Why Ralph Loves Mutual Whole Life Insurance for His Clients

Posted by Ralph Sklar @ 9:20am on May 6, 2016

Not everybody loves Mutual Whole Life Insurance but I do – and here is why:

Whole Life insurance is an idealistic product. It provides lifetime financial security for your family with a premium that is fixed for as long as you live and it builds guaranteed1 cash values that you can withdraw or borrow when you need a convenient source of funds2. But what makes ‘Mutual' Whole Life insurance special is that everyone is in it together.

Policy owners share the risk of dying too soon and of living too long. They share in the expenses, and they share in the profits. I am not a socialist, but conceptually I like that. I also like that the insurance company’s interests are aligned with the policy owners. You see, many financial firms will invest money as if it was yours – which it is. But a Mutual Whole Life company invests money as if it was their own – which it is. When you pay a premium your money becomes the property of the insurance company, and the insurance company becomes the property of you. Not the whole company. Just a little bit of it, but as an owner you share in the profits that are distributed as dividends, and you gain peace of mind from the profits that are retained by the company to enhance security.

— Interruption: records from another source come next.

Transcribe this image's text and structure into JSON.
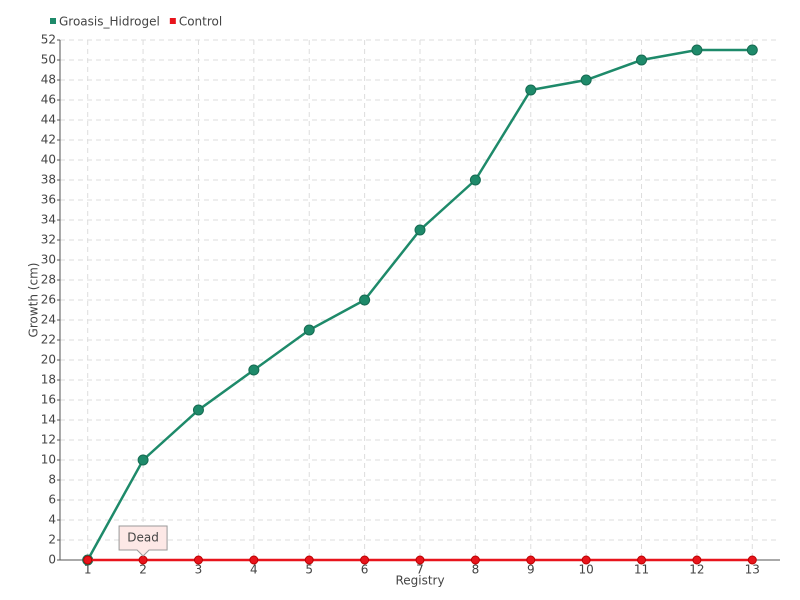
{
  "chart_data": {
    "type": "line",
    "categories": [
      "1",
      "2",
      "3",
      "4",
      "5",
      "6",
      "7",
      "8",
      "9",
      "10",
      "11",
      "12",
      "13"
    ],
    "series": [
      {
        "name": "Groasis_Hidrogel",
        "color": "#1e8a6a",
        "values": [
          0,
          10,
          15,
          19,
          23,
          26,
          33,
          38,
          47,
          48,
          50,
          51,
          51
        ]
      },
      {
        "name": "Control",
        "color": "#e8141c",
        "values": [
          0,
          0,
          0,
          0,
          0,
          0,
          0,
          0,
          0,
          0,
          0,
          0,
          0
        ]
      }
    ],
    "x_label": "Registry",
    "y_label": "Growth (cm)",
    "ylim": [
      0,
      52
    ],
    "yticks": [
      0,
      2,
      4,
      6,
      8,
      10,
      12,
      14,
      16,
      18,
      20,
      22,
      24,
      26,
      28,
      30,
      32,
      34,
      36,
      38,
      40,
      42,
      44,
      46,
      48,
      50,
      52
    ],
    "grid": true,
    "annotation": "Dead"
  }
}
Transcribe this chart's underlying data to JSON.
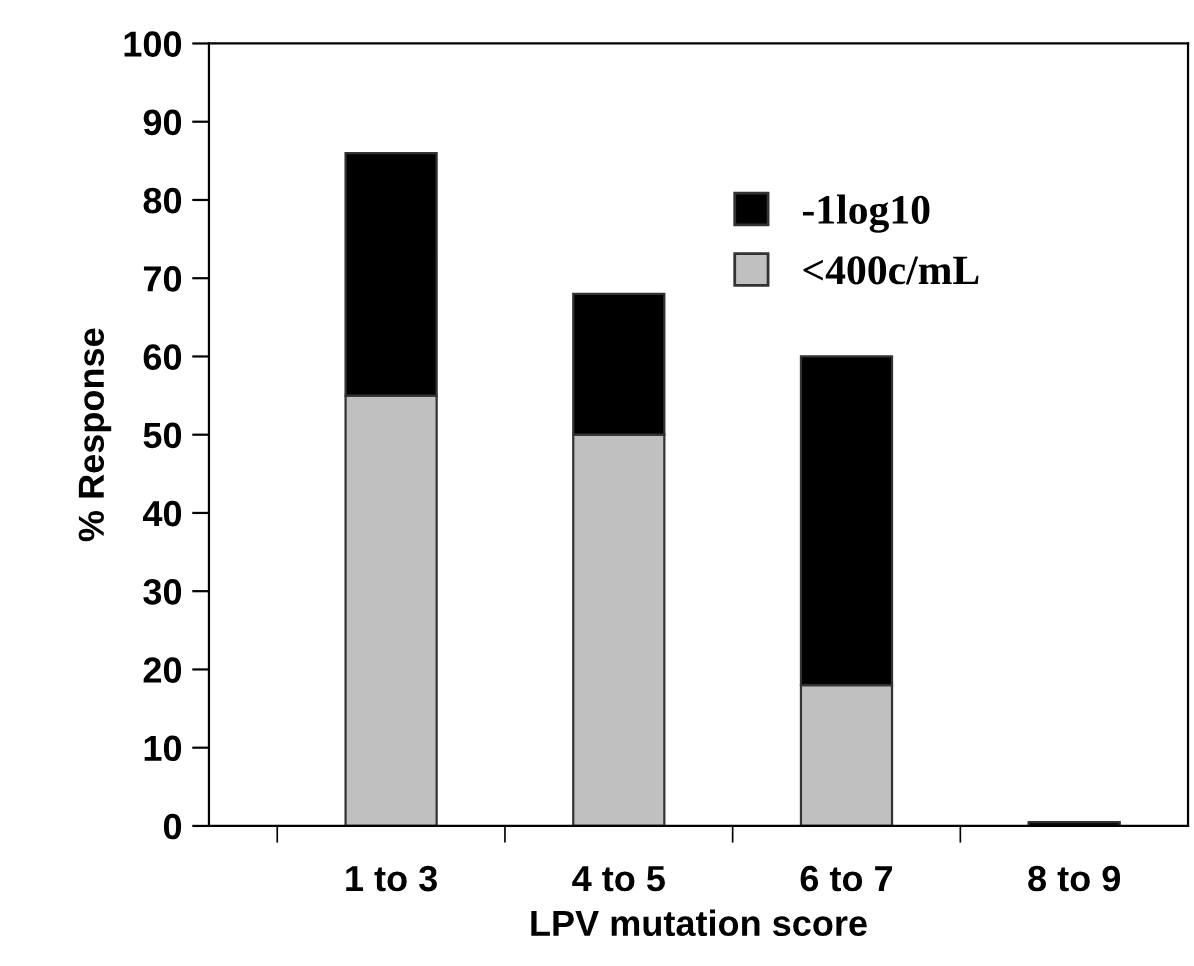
{
  "chart_data": {
    "type": "bar",
    "stacked": true,
    "xlabel": "LPV mutation score",
    "ylabel": "% Response",
    "categories": [
      "1 to 3",
      "4 to 5",
      "6 to 7",
      "8 to 9"
    ],
    "series": [
      {
        "name": "<400c/mL",
        "color": "#c0c0c0",
        "values": [
          55,
          50,
          18,
          0
        ]
      },
      {
        "name": "-1log10",
        "color": "#000000",
        "values": [
          31,
          18,
          42,
          0.5
        ]
      }
    ],
    "ylim": [
      0,
      100
    ],
    "yticks": [
      0,
      10,
      20,
      30,
      40,
      50,
      60,
      70,
      80,
      90,
      100
    ],
    "grid": false,
    "legend": "top right"
  }
}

Of course you are also a customer, so in addition to sharing in potential profits, you have a contractual right to steadily accruing guaranteed cash values - which will be stepped up to match the promised death benefit when you die. And when your concern changes from the problems created by dying too soon to those created by living too long, you can generally exchange your Whole Life policy into an annuity to generate an income that will last as long as you do. Not all Whole Life policies are the same. You still have to look at performance, and some companies and policies have advantages over others. We can help with that.

1Backed by the claims paying ability of the company issuing the policy
2Loans against your policy accrue interest and decrease the death benefit and cash value by the amount of the outstanding loan and interest.